Wie Strasser EKIS reformieren will

Die von Innenminister Ernst Strasser [ÖVP] im Oktober angekündigte Dreipunktestrategie - die FutureZone berichtete - für mehr Datensicherheit im Innenministerium hat sich zur ersten Stufe einer Reform ausgewachsen.

Naturgemäß setzt die "EKIS 01" genannte erste Stufe der Reform des elektronischen Informationssystems der Kriminalpolizei bei den Zugriffsrechten und deren Kontrolle an.

So wird es für die Exekutivbeamten in Zukunft österreichweite Standards beim Ausfüllen des so genannten Bezugsfeldes geben. Damit können die Fragen, warum welcher Beamte wann Daten über einen Staatsbürger abgefragt hat, jederzeit beantwortet werden

Die weiteren Punkte im Detail

Zudem werden die Berechtigungen generell mit dem Ziel durchforstet, dass einzelne Beamte nur noch jene Zugriffsrechte besitzen, die sie für die Erfüllung ihrer Arbeit tatsächlich brauchen.

Trainiert und geschult werden die Beamten in Hinkunft mittels fiktiver Beispiele und nicht mehr anhand realer Datensätze konkreter Personen.
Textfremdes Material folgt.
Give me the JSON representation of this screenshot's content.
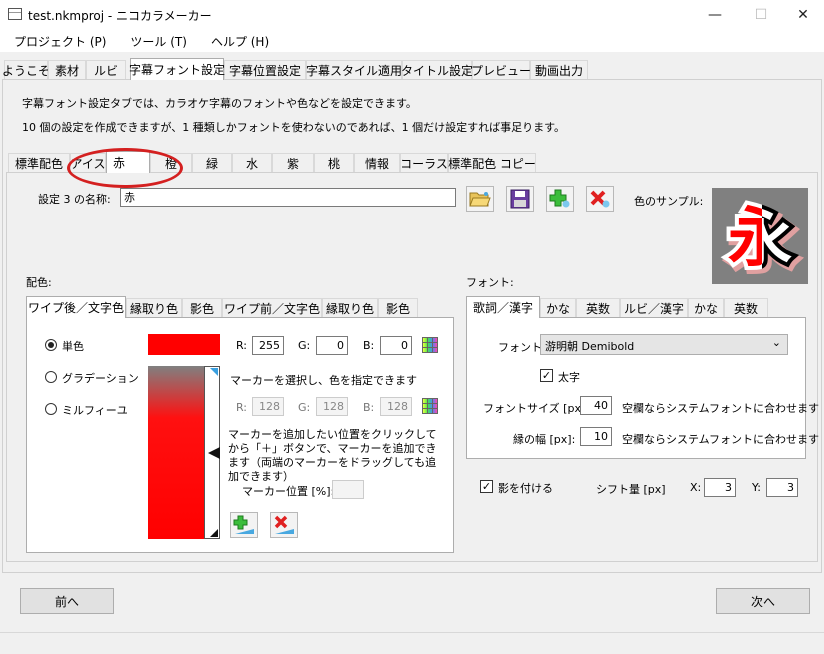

Auch die Kontrolle von Dienststellen nach dem Zufallsprinzip ist seit Oktober ausgeweitet worden. In Zukunft werden deshalb jährlich 250 Dienststellen im ganzen Bundesgebiet überprüft werden - statt bisher 34.

Löschung ist jetzt möglich

Aber immerhin sollen in Zusammenarbeit mit dem Justizministerium in Zukunft Informationen über Strafanzeigen aus dem EKIS gelöscht werden können, wenn zum Beispiel das Verfahren eingestellt worden ist.

Dass auch ergebnislose Anzeigen weiterhin im EKIS aufscheinen - nicht selten werden die kompletten Datensätze auch Gerichtsakten beigelegt -, hatte dem Ministerium immer wieder Kritik von Datenschützern eingebracht.